What follows is an abbreviated download of very long rap sheets on these repeat offenders:

Amelia “Don’t Call me Mutha” Snootz

[AKA - Rock’em Sock’em Snootz, Momma Lotsalove, Smack Mammy, to name a few]
~Serving a sentence of 8 to life for the unthinking crime of procreating
~Served time in Sing-Sing for flagrant Tupperware abuses
~Has been sighted lurking at automobile showrooms with decidedly possessive intents and has been known to toss small children aside in order to get at very good chocolate

Rayna “Will Steal for Good Shoes” Crumm
[AKA – Auntie Suga Mama, Origami Diva, Duchess Bad Ass, to name a few]
~Serving a life sentence for the outrageous crime of spoiling small children
~Served time in Alcatraz for flagrant moving box abuses
~Has been seen skulking behind the Stars Wars Lego displays at strategically-located ‘Toys or Us’ stores and has been known to hide her little white doggy in her purse to justify her cinnamon Scooby snack addiction.

1600 hours, Thursday November 1, 2007 – Upon further investigation, it has been determined that the two suspects held in custody would face the stiffest penalty: a well-established reputation as supreme mischief makers and the interminable consequence of having their infamous criminal records now accessible by the public.

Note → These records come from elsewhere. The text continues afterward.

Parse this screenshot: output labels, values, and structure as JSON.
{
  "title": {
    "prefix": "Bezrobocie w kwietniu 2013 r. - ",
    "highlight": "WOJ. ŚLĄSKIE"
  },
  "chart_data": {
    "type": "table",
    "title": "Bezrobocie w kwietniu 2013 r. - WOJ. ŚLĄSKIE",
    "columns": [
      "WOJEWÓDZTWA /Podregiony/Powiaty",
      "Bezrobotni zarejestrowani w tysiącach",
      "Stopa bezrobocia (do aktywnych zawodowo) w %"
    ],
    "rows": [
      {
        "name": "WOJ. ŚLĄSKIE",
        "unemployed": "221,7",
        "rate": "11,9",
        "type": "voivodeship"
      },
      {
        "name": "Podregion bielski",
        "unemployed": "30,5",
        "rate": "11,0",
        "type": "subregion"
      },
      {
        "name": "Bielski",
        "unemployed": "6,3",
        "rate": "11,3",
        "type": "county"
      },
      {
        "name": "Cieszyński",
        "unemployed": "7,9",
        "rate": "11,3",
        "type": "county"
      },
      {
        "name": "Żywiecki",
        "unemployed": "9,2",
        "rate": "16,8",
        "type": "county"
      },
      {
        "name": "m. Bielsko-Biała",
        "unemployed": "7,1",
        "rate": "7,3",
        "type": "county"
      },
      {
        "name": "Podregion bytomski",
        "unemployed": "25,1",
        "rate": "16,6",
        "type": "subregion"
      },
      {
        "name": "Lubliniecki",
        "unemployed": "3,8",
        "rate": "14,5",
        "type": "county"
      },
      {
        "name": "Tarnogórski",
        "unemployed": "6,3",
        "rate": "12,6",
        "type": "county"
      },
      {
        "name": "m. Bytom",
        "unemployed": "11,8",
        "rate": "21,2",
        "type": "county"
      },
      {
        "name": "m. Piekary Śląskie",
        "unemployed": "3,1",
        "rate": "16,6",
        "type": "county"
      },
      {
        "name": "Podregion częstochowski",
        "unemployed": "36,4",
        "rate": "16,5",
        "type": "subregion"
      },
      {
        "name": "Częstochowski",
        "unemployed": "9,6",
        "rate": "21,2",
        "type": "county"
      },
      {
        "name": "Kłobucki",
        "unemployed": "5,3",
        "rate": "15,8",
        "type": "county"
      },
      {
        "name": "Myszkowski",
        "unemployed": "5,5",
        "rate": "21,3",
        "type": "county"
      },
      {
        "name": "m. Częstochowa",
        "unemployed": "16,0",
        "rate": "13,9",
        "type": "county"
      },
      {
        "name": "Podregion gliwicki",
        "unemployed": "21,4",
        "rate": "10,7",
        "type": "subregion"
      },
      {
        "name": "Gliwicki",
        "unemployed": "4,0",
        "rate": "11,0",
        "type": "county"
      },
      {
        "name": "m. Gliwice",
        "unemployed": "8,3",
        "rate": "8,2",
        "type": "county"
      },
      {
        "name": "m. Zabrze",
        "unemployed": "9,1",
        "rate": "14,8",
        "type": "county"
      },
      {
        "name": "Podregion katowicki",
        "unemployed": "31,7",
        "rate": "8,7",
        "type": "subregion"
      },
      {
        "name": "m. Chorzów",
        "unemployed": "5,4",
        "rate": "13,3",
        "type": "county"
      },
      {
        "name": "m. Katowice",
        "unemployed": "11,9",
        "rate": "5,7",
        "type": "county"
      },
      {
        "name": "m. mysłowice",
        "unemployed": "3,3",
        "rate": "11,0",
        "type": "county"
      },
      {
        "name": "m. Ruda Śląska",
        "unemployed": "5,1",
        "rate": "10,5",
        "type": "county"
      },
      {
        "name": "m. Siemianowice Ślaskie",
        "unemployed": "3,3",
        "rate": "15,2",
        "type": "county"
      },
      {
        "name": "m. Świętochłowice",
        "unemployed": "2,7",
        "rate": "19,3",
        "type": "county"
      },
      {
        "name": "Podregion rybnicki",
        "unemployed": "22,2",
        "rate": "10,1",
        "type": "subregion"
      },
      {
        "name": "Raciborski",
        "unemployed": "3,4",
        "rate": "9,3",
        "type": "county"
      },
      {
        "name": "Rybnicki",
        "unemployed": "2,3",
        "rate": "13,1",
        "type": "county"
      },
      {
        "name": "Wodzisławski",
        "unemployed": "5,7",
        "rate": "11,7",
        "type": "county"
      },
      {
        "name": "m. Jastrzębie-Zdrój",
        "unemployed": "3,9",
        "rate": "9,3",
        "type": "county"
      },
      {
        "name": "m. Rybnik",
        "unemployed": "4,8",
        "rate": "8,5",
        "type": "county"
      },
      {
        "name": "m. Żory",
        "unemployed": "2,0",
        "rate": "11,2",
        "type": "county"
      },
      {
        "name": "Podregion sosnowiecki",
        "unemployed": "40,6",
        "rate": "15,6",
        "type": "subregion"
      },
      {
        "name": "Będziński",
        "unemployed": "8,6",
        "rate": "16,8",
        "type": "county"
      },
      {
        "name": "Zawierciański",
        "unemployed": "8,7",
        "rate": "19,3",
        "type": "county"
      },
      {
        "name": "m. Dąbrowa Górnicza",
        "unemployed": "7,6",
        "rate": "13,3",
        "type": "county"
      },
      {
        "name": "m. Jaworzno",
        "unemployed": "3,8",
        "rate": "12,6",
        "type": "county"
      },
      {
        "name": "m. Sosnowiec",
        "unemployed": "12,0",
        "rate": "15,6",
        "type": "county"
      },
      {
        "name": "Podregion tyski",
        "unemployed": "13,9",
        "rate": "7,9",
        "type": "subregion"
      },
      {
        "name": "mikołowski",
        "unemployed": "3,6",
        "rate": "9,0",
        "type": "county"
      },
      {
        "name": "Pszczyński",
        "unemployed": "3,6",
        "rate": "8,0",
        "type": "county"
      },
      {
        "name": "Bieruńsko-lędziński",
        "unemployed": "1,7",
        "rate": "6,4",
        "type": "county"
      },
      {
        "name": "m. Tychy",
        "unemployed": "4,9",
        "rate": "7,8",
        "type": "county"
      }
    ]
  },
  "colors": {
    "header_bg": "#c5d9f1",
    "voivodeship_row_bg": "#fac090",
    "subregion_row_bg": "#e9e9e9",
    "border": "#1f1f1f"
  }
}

The most unfortunate outcome is for the residents of 1234 Ivydale Ave. They are stuck with the realization that there is no way they can reconcile their genetic link to two such deviant offenders – they’ll continue to be tormented with the knowledge that genealogy is just one record that can’t be purged!

[Exhibit A]

Criminals always come back to the scene of their crime -- ALWAYS!